The top surface went on without a wrinkle-- in the skin. I did manage to allow some epoxy + Q-Cell glop to get into onw of the servo output arm pockets, and that took some micro-excavation to clear out. But the good news is that the hemp burlap-plus-glop created a VERY stiff, tough skin.

Well, swimming in the River is no longer very much fun, so there will be more progress soon.

ed


The 3 mil mylar provides a shiny, tough skin, but I have to wonder if it adds much protection. I'll try a sample wing section with the shiny side toward the epoxy to see how it acts as a release film.

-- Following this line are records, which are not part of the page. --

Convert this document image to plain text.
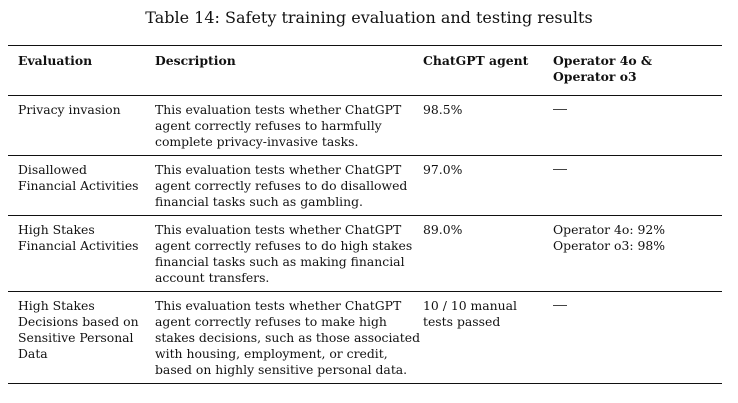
Table 14: Safety training evaluation and testing results
Evaluation	Description	ChatGPT agent	Operator 4o &
Operator o3

Privacy invasion	This evaluation tests whether ChatGPT
agent correctly refuses to harmfully
complete privacy-invasive tasks.	98.5%	

Disallowed
Financial Activities	This evaluation tests whether ChatGPT
agent correctly refuses to do disallowed
financial tasks such as gambling.	97.0%	

High Stakes
Financial Activities	This evaluation tests whether ChatGPT
agent correctly refuses to do high stakes
financial tasks such as making financial
account transfers.	89.0%	Operator 4o: 92%
Operator o3: 98%

High Stakes
Decisions based on
Sensitive Personal
Data	This evaluation tests whether ChatGPT
agent correctly refuses to make high
stakes decisions, such as those associated
with housing, employment, or credit,
based on highly sensitive personal data.	10 / 10 manual
tests passed	
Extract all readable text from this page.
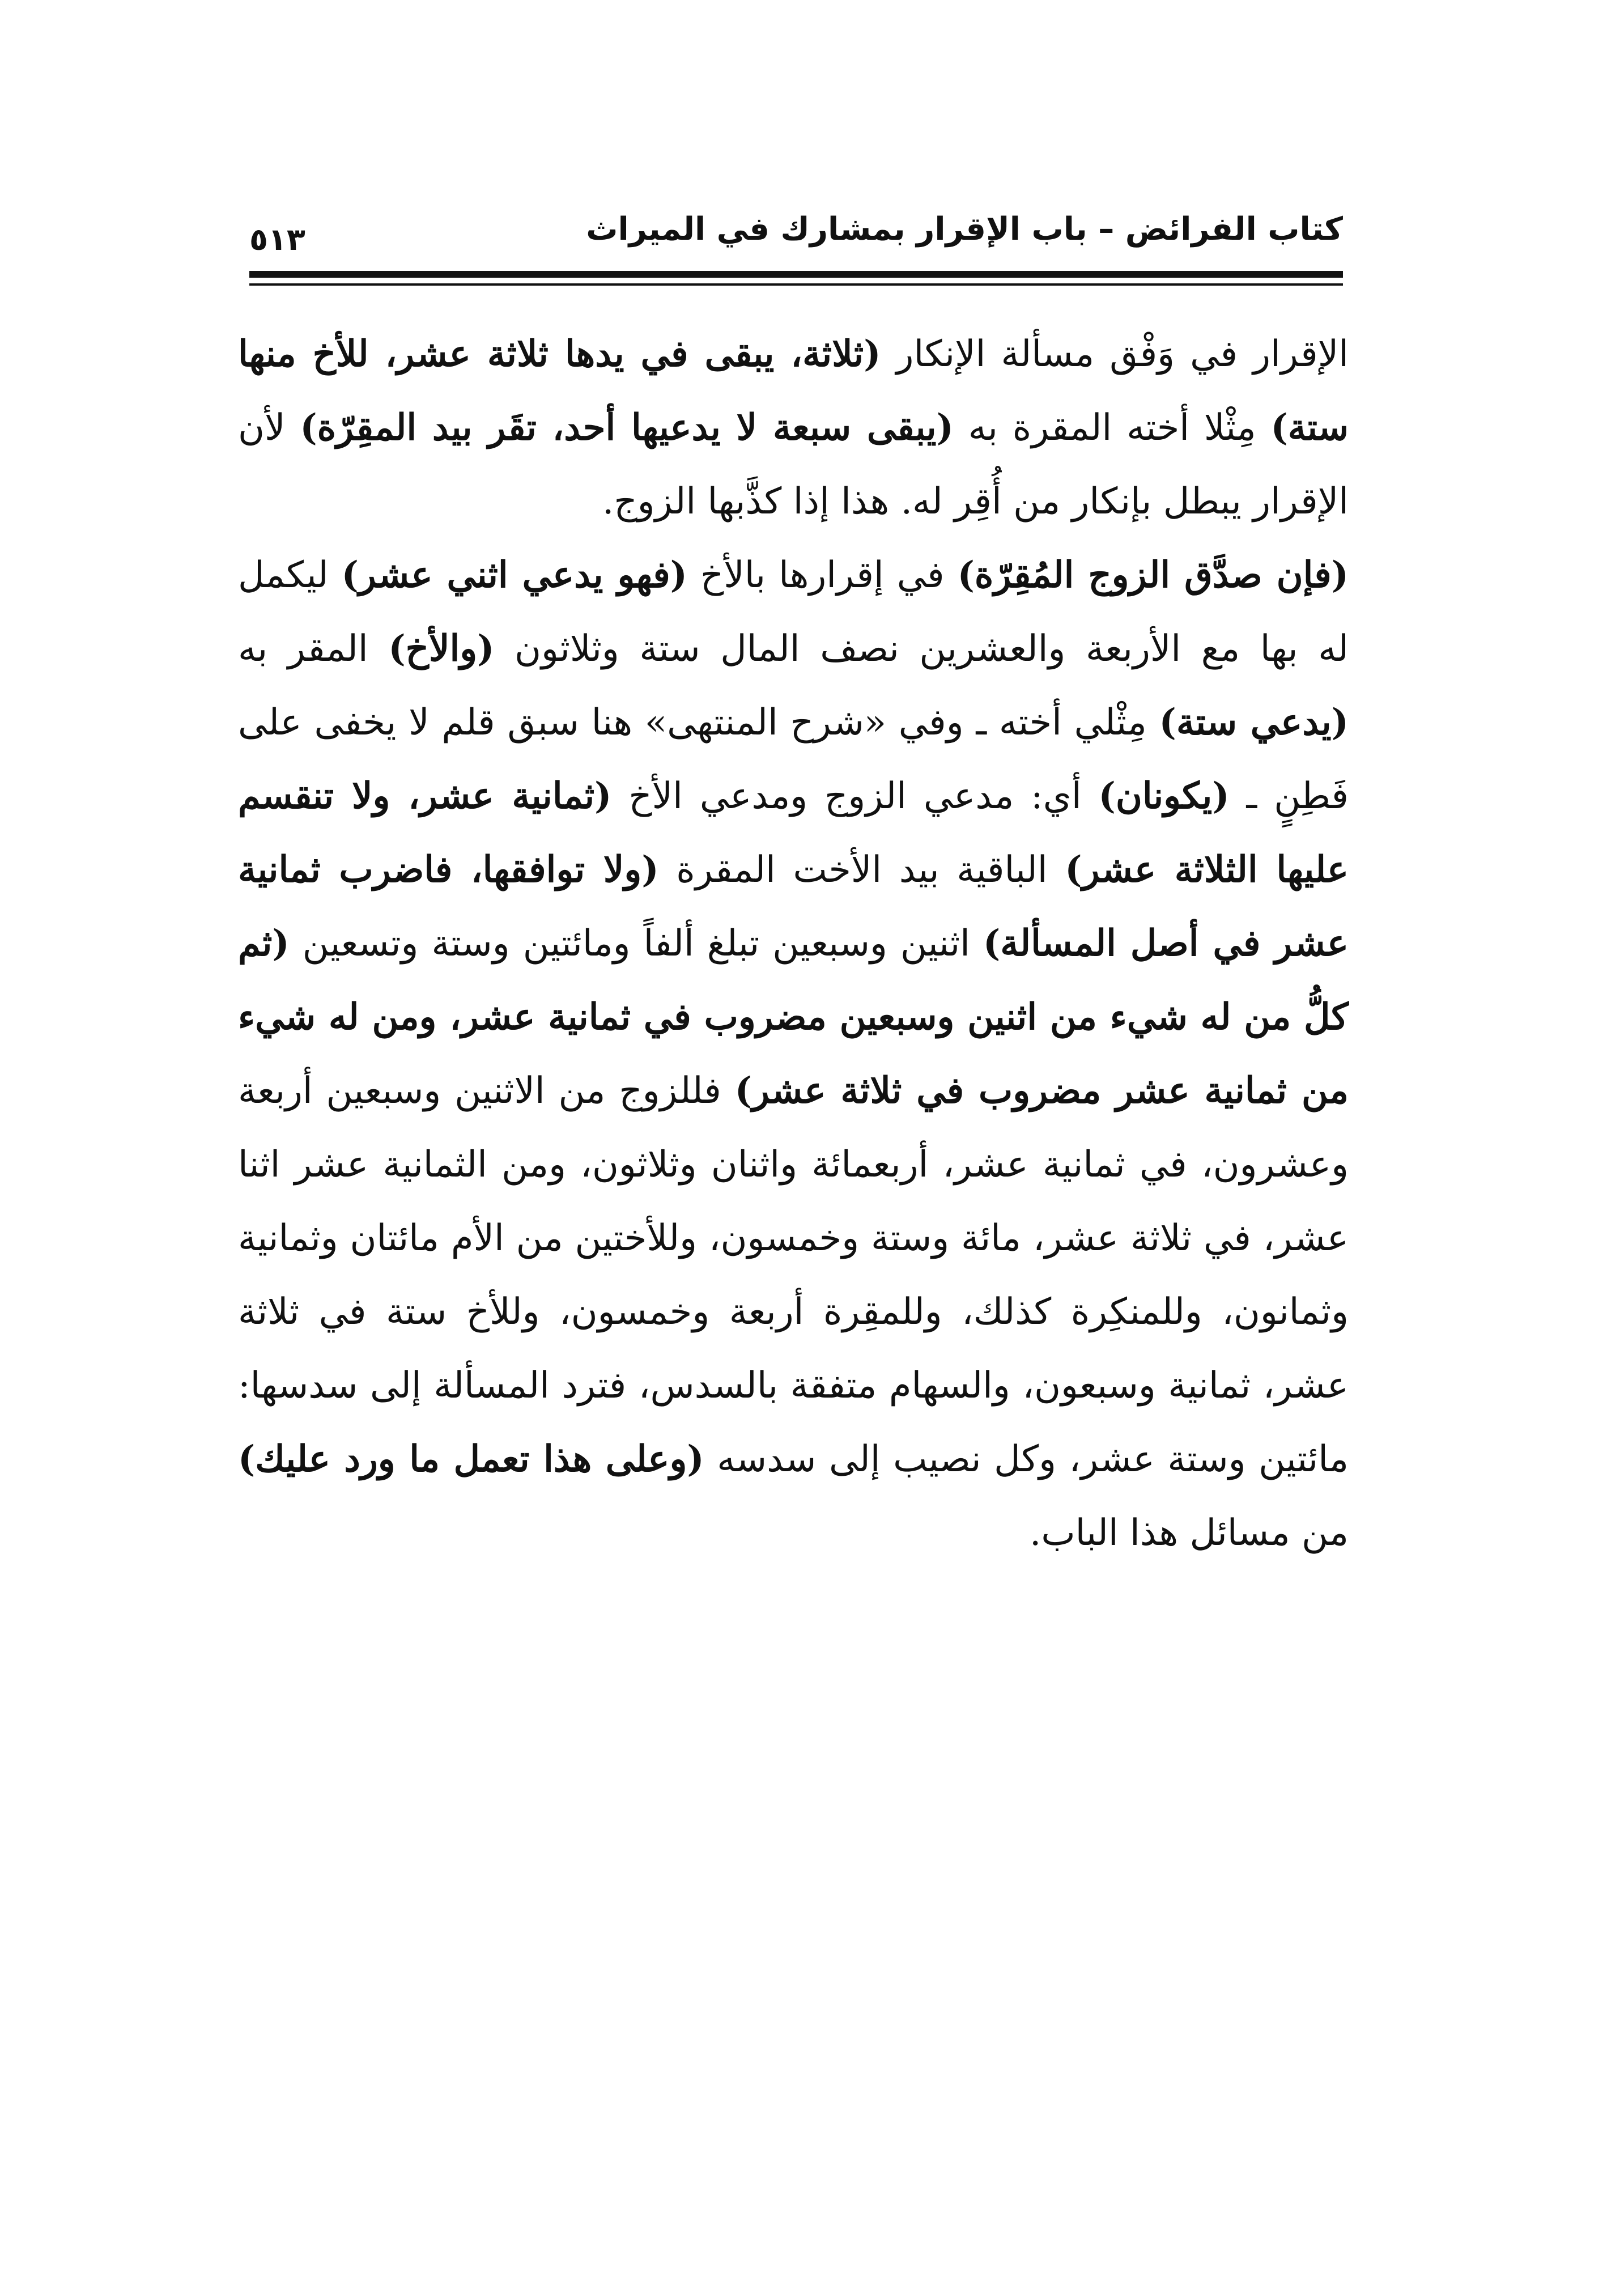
كتاب الفرائض – باب الإقرار بمشارك في الميراث
٥١٣

الإقرار في وَفْق مسألة الإنكار (ثلاثة، يبقى في يدها ثلاثة عشر، للأخ منها ستة) مِثْلا أخته المقرة به (يبقى سبعة لا يدعيها أحد، تقَر بيد المقِرّة) لأن الإقرار يبطل بإنكار من أُقِر له. هذا إذا كذَّبها الزوج.

(فإن صدَّق الزوج المُقِرّة) في إقرارها بالأخ (فهو يدعي اثني عشر) ليكمل له بها مع الأربعة والعشرين نصف المال ستة وثلاثون (والأخ) المقر به (يدعي ستة) مِثْلي أخته ـ وفي «شرح المنتهى» هنا سبق قلم لا يخفى على فَطِنٍ ـ (يكونان) أي: مدعي الزوج ومدعي الأخ (ثمانية عشر، ولا تنقسم عليها الثلاثة عشر) الباقية بيد الأخت المقرة (ولا توافقها، فاضرب ثمانية عشر في أصل المسألة) اثنين وسبعين تبلغ ألفاً ومائتين وستة وتسعين (ثم كلُّ من له شيء من اثنين وسبعين مضروب في ثمانية عشر، ومن له شيء من ثمانية عشر مضروب في ثلاثة عشر) فللزوج من الاثنين وسبعين أربعة وعشرون، في ثمانية عشر، أربعمائة واثنان وثلاثون، ومن الثمانية عشر اثنا عشر، في ثلاثة عشر، مائة وستة وخمسون، وللأختين من الأم مائتان وثمانية وثمانون، وللمنكِرة كذلك، وللمقِرة أربعة وخمسون، وللأخ ستة في ثلاثة عشر، ثمانية وسبعون، والسهام متفقة بالسدس، فترد المسألة إلى سدسها: مائتين وستة عشر، وكل نصيب إلى سدسه (وعلى هذا تعمل ما ورد عليك) من مسائل هذا الباب.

It may be months before a crash test, er, flight test can happen. In the meantime, there may be a solution to one of my pet peeves at hand. I like nylon bolts for the wing hold-down: one #10 just in front of the spar, which is very close to the balance point, and one #8 about 25% in front of the trailing edge. But it gets frustrating at the flying site to pick out the nylon bolt stubs in the T-nuts in the wing saddle.

The solution is to bolt the wing to a "false" saddle that is in turn bolted through to the bottom of the fuselage. Steel bolts can serve for this, since the nylon bolts provide the stress relief. If bolt stubs in the false saddle don't come out easily, just unbolt the F.S. and unscrew the suckers.If I haven't left enough bolt protruding under the F.S., it's my own fault.

As soon as the fuselage looks less like a junkyard, I'll get some pics out.